As an initial matter, the $200,000 diminution in property value, Dorlee’s only loss credited by nisi prius, while scarcely damnum absque injuria, does not evince a deprivation of "all beneficial use of its property” to automatically void the ordinance. In any event, whatever economic fallout the ordinance indirectly visits on the plaintiffs, it does not reach the level where the plaintiffs’ claims should override the safety of residents and an otherwise valid ordinance designed to promote the safety and welfare of the public (see, Health Ins.

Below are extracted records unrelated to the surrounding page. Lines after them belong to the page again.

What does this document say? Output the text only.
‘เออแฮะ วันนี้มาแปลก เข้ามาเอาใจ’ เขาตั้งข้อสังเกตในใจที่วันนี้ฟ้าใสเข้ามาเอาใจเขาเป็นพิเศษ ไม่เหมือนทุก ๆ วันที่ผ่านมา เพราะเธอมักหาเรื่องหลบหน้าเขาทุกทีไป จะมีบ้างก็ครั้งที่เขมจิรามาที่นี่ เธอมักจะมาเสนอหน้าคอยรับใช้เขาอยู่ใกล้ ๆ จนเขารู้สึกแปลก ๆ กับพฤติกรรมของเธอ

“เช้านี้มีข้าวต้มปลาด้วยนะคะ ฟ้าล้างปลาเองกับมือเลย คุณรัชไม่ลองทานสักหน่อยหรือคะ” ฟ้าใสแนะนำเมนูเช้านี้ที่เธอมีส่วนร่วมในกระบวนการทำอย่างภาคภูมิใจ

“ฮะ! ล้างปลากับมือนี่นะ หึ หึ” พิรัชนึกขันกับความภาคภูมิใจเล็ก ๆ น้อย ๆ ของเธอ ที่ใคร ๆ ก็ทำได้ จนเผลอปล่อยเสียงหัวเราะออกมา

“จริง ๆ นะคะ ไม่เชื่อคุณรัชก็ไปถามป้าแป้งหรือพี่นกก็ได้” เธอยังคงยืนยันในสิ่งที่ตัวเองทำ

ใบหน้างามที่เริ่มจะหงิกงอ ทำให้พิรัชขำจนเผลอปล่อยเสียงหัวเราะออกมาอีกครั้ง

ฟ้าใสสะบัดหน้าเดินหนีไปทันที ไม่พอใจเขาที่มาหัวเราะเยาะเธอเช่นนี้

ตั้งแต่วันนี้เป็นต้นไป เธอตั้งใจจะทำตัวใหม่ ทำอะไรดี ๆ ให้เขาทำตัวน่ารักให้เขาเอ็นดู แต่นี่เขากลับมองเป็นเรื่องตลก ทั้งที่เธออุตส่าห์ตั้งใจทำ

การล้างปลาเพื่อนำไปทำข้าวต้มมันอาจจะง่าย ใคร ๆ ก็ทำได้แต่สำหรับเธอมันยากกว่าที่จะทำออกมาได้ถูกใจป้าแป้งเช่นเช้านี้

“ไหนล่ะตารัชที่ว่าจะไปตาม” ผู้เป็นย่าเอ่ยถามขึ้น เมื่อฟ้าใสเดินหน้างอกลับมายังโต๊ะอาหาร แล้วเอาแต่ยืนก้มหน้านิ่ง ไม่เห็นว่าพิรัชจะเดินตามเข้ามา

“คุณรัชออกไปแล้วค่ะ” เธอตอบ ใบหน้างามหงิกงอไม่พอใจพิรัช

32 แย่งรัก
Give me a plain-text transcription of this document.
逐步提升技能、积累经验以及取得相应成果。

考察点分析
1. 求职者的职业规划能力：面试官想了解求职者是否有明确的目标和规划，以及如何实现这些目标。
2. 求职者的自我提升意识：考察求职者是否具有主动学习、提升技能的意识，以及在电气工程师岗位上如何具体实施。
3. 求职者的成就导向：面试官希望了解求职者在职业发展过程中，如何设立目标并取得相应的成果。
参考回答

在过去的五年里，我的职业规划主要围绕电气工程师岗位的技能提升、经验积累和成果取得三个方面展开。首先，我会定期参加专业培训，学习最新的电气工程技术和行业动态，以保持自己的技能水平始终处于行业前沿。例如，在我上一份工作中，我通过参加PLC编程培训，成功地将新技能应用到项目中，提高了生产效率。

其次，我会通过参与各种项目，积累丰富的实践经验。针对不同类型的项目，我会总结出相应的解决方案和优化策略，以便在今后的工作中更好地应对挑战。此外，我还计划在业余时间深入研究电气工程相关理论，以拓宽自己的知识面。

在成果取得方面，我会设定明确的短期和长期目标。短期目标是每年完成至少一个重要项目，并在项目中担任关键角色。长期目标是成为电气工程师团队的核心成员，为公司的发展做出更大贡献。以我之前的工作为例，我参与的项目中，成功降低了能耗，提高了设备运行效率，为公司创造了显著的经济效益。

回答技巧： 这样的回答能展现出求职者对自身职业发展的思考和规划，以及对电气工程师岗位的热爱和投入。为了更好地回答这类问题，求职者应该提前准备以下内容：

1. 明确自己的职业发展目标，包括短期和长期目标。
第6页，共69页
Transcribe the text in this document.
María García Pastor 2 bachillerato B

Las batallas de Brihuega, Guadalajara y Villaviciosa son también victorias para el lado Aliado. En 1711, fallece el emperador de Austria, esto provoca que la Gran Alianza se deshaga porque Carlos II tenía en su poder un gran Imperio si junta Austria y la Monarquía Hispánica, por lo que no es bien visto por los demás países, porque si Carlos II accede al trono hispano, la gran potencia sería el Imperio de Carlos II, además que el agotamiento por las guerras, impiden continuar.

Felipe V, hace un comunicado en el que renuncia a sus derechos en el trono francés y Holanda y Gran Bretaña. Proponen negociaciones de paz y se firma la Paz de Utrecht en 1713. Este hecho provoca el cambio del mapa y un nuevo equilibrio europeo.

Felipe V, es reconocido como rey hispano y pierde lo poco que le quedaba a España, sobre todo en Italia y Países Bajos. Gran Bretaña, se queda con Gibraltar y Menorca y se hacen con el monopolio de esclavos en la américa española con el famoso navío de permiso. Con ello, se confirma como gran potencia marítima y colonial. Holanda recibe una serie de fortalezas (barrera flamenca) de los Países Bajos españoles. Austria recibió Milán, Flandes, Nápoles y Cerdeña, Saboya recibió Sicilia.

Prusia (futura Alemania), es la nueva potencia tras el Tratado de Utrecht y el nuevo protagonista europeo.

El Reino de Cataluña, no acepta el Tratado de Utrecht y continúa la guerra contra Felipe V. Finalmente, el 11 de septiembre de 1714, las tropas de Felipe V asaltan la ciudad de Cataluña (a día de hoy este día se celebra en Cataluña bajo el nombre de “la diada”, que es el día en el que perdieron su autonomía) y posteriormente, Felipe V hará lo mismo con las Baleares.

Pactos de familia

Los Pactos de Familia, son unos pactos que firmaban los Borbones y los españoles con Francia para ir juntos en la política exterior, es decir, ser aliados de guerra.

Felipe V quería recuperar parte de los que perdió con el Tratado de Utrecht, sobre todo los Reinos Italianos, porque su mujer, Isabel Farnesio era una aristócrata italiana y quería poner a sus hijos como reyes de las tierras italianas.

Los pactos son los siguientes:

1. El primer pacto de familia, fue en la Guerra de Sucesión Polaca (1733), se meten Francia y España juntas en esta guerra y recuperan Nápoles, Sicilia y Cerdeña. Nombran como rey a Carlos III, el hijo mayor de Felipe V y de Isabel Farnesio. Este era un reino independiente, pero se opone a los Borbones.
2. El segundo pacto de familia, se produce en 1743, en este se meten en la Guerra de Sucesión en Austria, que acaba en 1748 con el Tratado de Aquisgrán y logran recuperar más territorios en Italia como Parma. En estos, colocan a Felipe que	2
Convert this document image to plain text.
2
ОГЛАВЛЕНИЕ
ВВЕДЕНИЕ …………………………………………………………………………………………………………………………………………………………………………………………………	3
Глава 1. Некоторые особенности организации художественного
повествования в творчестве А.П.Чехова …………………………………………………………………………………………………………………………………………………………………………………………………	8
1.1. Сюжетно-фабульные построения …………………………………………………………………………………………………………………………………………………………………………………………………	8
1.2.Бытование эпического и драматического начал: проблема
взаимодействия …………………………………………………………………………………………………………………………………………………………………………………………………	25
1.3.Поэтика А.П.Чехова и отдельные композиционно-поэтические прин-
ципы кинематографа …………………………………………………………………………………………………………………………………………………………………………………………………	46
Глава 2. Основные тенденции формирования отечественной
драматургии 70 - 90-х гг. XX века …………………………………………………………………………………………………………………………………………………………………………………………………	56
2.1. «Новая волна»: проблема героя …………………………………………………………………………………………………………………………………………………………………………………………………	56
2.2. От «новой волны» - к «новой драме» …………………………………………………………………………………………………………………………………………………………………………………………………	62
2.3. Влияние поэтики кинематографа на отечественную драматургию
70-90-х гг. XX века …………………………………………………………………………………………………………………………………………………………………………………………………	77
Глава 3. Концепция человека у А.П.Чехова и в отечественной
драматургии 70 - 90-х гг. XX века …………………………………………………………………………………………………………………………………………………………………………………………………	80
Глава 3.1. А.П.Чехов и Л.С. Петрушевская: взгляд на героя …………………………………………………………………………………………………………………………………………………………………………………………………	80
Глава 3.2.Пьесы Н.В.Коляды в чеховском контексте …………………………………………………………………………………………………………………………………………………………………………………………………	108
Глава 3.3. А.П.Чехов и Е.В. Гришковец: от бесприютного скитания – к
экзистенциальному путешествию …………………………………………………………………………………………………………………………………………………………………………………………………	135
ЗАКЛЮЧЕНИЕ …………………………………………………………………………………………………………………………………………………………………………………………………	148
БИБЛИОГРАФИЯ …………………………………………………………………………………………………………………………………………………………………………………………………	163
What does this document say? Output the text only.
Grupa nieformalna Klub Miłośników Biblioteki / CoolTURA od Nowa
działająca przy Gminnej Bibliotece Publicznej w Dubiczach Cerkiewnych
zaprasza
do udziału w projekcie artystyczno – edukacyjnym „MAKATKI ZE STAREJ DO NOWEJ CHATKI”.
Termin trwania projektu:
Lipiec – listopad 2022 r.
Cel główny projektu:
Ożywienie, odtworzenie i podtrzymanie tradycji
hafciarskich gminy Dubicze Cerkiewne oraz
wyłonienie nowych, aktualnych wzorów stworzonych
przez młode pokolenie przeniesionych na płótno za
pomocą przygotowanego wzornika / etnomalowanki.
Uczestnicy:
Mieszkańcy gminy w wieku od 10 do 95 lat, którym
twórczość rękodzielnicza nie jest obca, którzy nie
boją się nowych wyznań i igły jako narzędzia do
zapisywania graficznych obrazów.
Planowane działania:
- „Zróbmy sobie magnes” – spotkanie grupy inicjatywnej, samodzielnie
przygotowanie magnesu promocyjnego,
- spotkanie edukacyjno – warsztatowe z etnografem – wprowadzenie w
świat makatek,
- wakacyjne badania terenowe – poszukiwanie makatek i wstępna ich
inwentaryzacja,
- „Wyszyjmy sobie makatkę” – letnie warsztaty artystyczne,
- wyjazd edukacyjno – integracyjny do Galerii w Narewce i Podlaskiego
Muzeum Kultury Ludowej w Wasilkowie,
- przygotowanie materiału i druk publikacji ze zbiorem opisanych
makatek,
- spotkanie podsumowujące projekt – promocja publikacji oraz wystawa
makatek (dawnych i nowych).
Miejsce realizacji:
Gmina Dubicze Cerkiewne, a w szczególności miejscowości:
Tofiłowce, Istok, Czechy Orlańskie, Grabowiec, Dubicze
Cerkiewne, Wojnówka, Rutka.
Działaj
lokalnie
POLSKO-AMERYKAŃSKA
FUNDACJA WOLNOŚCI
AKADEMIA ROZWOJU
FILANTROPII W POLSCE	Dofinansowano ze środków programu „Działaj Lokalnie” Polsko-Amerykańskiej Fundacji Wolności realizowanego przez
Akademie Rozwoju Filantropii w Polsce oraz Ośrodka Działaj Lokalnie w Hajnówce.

Assn. v Harnett, 44 NY2d 302, 310; Bakery Salvage Corp. v City of Lackawanna, supra; Cities Serv. Oil Co. v City of New York, 5 NY2d 110, 117, cert denied 360 US 934; Sauer v City of New York, 180 NY 27, 32-33, affd 206 US 536). This is all the more so when one takes note that the property in question originally had alternative access to New York Route 9, that the prior owners apparently received compensation from the State when the alternate access was eliminated, and that Dorlee purchased the property with full knowledge that the only access was through the narrow neighborhood streets, presumably at a price reflecting the limited access with a possibility of further limitation (cf. Bakery Salvage Corp. v City of Lackawanna, supra). Lastly, in this connection, we find it not without significance that Dorlee’s property is located in *731the Town of Cortlandt, not the City of Peekskill, for, as the Court of Appeals stated of a similar situation in Bakery Salvage Corp. v City of Lackawanna (supra, at p 647), "it does not seem unreasonable for the town to which plaintiff pays substantial taxes to provide for plaintiff and other owners in its industrial zone access roads which would avoid an unreasonable use of the street in the neighboring city in violation of its local laws and ordinances”.
We have considered plaintiffs’ remaining argument based on the commerce clause and find it to be without merit (cf. Kassel v Consolidated Freightways Corp., 450 US 662, 669-670; Hospital Bldg. Co. v Trustees of Rex Hosp., 425 US 738). Mangano, J. P., O’Connor and Weinstein, JJ., concur.